There are many versions of the theory on generalized functions. The most famous one is the distribution theory of Schwartz, where test functions are smooth and compactly supported. In the Schwartz's theory, the expression $$\int_0^\infty \delta(x) dx = \langle\delta, \chi_{[0,\infty)}\rangle,$$ where $\chi$ is the indicator function, is undefined since $\chi_{[0,\infty)}$ is not smooth. However, the prescription(?) of setting $\int_0^\infty \delta(x) dx = \frac12 $ is very useful in physics, and I want to make this expression rigorous.
Another famous theory of generalized function is the hyperfunction theory of Sato. Hyperfunctions can be regarded as differences of boundary values of two holomorphic functions on upper and lower half plane. As far as I know, the integral $$\int_a^b f(x) dx$$ of a hyperfunction $f$ is defined only if $f$ is real analytic on two endpoints $a$ and $b$. However, the hyperfunction $\delta(x)$ is not real analytic at 0, and the integral $\int_0^\infty \delta(x) dx$ is not defined.
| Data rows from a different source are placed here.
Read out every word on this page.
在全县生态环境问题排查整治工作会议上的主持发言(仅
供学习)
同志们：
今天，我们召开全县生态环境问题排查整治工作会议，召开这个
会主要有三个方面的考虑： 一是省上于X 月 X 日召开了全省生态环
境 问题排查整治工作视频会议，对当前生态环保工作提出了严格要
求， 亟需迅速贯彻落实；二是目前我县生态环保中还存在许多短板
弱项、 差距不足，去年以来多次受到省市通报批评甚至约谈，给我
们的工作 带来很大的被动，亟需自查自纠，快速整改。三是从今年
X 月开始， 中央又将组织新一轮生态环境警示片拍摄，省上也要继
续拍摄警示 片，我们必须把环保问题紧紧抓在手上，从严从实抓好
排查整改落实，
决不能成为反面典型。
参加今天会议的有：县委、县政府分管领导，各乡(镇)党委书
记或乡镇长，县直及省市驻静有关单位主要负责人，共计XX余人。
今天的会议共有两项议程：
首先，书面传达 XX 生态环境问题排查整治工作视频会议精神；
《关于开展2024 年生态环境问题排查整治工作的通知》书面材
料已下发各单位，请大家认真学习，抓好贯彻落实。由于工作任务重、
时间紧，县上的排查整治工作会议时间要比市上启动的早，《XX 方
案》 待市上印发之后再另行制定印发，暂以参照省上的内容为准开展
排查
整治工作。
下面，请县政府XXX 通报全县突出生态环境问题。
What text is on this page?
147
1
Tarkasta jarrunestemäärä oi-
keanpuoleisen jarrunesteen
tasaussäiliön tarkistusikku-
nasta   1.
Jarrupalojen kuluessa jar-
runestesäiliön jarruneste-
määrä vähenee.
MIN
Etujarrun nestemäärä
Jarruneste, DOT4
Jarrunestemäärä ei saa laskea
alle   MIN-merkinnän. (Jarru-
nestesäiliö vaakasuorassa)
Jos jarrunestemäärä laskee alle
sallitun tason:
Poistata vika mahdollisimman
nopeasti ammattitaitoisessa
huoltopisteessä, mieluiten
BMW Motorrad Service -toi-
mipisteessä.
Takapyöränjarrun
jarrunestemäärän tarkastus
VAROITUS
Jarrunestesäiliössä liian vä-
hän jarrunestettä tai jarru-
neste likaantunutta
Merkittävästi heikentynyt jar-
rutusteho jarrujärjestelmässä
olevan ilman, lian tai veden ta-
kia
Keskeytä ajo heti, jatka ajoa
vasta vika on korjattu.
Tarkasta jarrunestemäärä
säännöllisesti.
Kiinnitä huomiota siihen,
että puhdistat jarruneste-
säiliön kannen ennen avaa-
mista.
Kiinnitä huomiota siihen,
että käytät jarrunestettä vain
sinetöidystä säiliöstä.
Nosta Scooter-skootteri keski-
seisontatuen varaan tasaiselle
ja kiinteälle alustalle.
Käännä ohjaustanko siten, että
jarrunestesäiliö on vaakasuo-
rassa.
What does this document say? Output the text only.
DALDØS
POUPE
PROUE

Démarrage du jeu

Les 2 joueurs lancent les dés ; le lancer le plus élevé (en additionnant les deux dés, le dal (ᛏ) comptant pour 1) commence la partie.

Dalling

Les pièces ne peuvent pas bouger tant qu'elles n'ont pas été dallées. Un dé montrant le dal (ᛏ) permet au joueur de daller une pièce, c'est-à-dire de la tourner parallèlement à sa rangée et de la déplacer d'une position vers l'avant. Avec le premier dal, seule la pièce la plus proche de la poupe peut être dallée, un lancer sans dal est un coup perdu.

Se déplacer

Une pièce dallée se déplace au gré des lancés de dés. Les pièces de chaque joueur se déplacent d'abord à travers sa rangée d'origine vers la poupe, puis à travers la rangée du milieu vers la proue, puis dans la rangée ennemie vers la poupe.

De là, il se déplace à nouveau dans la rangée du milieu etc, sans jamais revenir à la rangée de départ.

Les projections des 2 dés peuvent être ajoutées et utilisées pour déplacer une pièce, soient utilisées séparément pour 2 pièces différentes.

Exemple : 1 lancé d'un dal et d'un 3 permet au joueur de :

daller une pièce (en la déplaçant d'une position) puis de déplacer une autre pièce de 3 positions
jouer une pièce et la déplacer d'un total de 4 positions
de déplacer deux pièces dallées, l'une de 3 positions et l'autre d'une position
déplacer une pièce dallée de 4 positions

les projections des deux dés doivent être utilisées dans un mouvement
Is there any way to make rigorous meaning to $\int_0^\infty \delta(x) dx$?
In the distribution theory the $\delta $ is the Dirac measure at zero, that is
$$ \delta (A)=\int_{\mathbb{R}}\mathbf{1}_{A}(x)\delta (d x)=\begin{cases} 1,&0\in A\\ 0,&\text{ otherwise } \end{cases} $$
And in general
$$ \int_{\mathbb{R}}f(x) \delta (d x)=f(0) $$
for any measurable function $f$, smooth or not. By abuse of notation usually $\delta $ is written as a "function" in the integrand instead of a measure, writing $\delta (x)\,d x$ instead of $\delta (dx)$.
If you want that $\int_{\mathbb{R}}\mathbf{1}_{[0,\infty )}(x)\delta (x)dx=\frac1{2}$ then you can set $\delta (x)\,d x:=\frac1{2}\delta (dx)$.